Pourtant un discours mûr et critique a construit pendant quelques générations l’Histoire et son enseignement à la pointe d’un savoir critique, de gauche radicale, parfois de droite aussi, ne le cachons pas, ce qui donnait au débat d’histoire toute sa tenue, comme le bicentenaire l’avait démontré entre un Michel Vovelle pugnace et républicain et un François Furet faisant feu de tout bois pour instiller l’idée que la révolution était finie et ne se reproduirait plus nulle part… Cinq ans plus tard les dégâts sont lourds. Les enseignants du supérieur ne peuvent que constater une méconnaissance des enjeux des luttes sociales, des formes politiques que les inégalités et les injustices engendrent. Les raisons d’inquiétude existent, lorsque les médias parlent de «  violence  » pour une chemise arrachée sans mettre en balance les milliers d’emplois saccagés et de vies déchirées.

C’est que dans ce pays la conscience politique s’est construite sur la mémoire les luttes passées connues, respectées et poursuivies, depuis la Révolution jusqu’à la naissance du socialisme au XIXe siècle, et des conquêtes sociales du XXe siècle… L’oubli de cette longue chaîne de résistances, de désobéissances civiles, de capacité de dire non, d’initiatives de manifestations, de courage «  insurrectif  » constitue une grave amnésie, comme un trou de savoir, de culture, qui déstabilise les jeunes générations sans repères dans la culture de la lutte, de la dissidence et de la riposte à la violence d’un capitalisme sans cesse plus dur, plus corrosif du contrat social et de la solidarité commune au socle du vivre-ensemble. De façon rageante, l’histoire semble cyclique, et le retour à un climat digne des années sombres de l’entre-deux-guerres et de son racisme ambiant revient…

Que peut l’histoire  ? Que peuvent les historiens universitaires  ? Des initiatives ont émergé, renvoyant à un âge, au XIXe siècle, où les républicains étaient en faillite, il fallait tout recommencer de zéro, à partir de micro-expériences d’immeuble, de quartier, aujourd’hui dans nos départements d’histoire, dans nos salles ou amphithéâtres. Comme sortant d’une période d’étouffoir ou d’éteignoir, il faut tout rebâtir à partir de micro-expériences et se les dire, les partager. La loi Pécresse a voulu casser cette dynamique de la maternelle à l’université qui unissait au moins symboliquement les enseignants.

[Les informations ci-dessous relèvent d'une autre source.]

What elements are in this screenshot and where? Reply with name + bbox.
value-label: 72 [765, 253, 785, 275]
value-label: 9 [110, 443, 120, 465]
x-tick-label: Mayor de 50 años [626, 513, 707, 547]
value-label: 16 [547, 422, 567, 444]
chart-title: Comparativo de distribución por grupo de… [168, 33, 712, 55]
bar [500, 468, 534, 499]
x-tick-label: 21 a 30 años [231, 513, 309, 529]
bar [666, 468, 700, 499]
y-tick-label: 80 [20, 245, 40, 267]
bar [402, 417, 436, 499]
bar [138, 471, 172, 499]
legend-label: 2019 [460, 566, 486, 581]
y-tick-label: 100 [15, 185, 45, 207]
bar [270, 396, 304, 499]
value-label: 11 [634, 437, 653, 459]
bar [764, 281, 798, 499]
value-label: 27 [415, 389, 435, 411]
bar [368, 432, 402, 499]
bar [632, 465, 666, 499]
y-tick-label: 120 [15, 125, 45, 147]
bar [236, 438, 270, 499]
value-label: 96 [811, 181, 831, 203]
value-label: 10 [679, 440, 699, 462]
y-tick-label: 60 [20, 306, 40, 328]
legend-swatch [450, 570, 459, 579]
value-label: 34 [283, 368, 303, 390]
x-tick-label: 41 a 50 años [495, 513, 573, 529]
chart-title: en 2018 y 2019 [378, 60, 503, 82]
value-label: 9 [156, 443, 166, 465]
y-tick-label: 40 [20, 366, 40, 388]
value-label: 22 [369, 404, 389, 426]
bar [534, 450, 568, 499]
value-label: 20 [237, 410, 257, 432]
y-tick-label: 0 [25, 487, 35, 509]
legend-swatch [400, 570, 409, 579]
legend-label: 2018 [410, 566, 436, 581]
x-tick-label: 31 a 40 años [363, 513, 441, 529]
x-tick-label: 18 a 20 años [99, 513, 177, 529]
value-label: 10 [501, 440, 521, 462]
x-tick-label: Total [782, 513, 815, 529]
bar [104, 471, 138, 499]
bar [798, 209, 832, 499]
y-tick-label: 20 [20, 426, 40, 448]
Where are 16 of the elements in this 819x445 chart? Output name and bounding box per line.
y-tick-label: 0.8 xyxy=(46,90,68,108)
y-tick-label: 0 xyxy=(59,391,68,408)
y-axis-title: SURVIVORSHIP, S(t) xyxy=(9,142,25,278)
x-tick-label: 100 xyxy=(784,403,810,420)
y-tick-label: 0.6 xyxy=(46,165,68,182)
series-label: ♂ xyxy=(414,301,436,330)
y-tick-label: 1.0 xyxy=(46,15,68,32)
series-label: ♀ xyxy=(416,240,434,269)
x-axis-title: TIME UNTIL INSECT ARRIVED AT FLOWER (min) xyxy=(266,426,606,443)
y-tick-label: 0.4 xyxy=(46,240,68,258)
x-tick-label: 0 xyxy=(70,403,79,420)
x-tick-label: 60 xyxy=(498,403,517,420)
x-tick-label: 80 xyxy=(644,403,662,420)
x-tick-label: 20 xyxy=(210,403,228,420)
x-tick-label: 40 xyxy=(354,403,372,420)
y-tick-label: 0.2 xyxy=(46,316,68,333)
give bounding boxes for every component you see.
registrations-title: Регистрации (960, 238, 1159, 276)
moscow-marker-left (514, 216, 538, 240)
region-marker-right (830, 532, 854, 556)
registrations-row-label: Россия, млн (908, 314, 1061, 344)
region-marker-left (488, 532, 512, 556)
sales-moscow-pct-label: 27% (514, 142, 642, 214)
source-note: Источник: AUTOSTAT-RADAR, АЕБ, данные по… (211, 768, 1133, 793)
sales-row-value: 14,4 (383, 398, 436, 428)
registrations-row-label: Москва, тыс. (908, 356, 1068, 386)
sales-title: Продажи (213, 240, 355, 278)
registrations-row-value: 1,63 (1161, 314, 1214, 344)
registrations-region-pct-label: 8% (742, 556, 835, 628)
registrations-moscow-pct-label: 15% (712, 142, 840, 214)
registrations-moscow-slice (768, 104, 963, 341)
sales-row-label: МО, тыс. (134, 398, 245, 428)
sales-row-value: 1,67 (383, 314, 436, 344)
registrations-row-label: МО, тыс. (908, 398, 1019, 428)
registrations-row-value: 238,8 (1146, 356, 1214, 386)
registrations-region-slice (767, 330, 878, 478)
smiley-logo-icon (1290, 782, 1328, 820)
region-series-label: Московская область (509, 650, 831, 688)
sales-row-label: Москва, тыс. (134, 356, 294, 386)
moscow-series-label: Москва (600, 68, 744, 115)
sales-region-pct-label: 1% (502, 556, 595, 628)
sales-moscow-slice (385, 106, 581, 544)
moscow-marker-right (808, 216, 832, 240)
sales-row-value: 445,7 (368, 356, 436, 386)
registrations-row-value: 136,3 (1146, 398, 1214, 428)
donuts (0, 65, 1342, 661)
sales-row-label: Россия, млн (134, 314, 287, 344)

Retournons cette logique, et nous, les universitaires, allons à la rencontre des collègues du secondaire dans les formations, aux Rendez-vous de l’histoire de Blois, en demandant à intervenir dans des formations de jeunes enseignants. Les moyens manquent drastiquement  ? Unissons-nous avec des forces vives de la société civile. À l’Institut d’histoire de la Révolution française, fondé en plein Front populaire pour préparer le 150e anniversaire de la Révolution des droits de l’homme, les crédits n’arrivent plus… qu’à cela ne tienne, nous avons fondé, avec le Comité pour la Marche du 23 mai 1998, rendant hommage à la mémoire des esclaves noirs des Antilles, une université populaire pour rendre compte, en une série de cours accessibles à tous, des chantiers d’histoire concernant l’esclavage, son abolition durant la Révolution et les luttes des esclaves pour retrouver leur liberté. Nous sommes dans l’adversité, le déni, l’ignorance et la vulgarité du rejet de l’autre.

La période est médiocre  ? Le défi n’en est que plus grand pour les historiens, porteurs d’une conscience douloureuse et vive à la fois des luttes passées, présentes et à venir. Il n’y a pas de petit combat, il suffit que l’histoire demeure un lieu de résistance à toute forme d’arbitraire et qu’elle trouve la narrativité juste pour raconter au plus grand nombre les combats passés reflétés dans les tensions actuelles.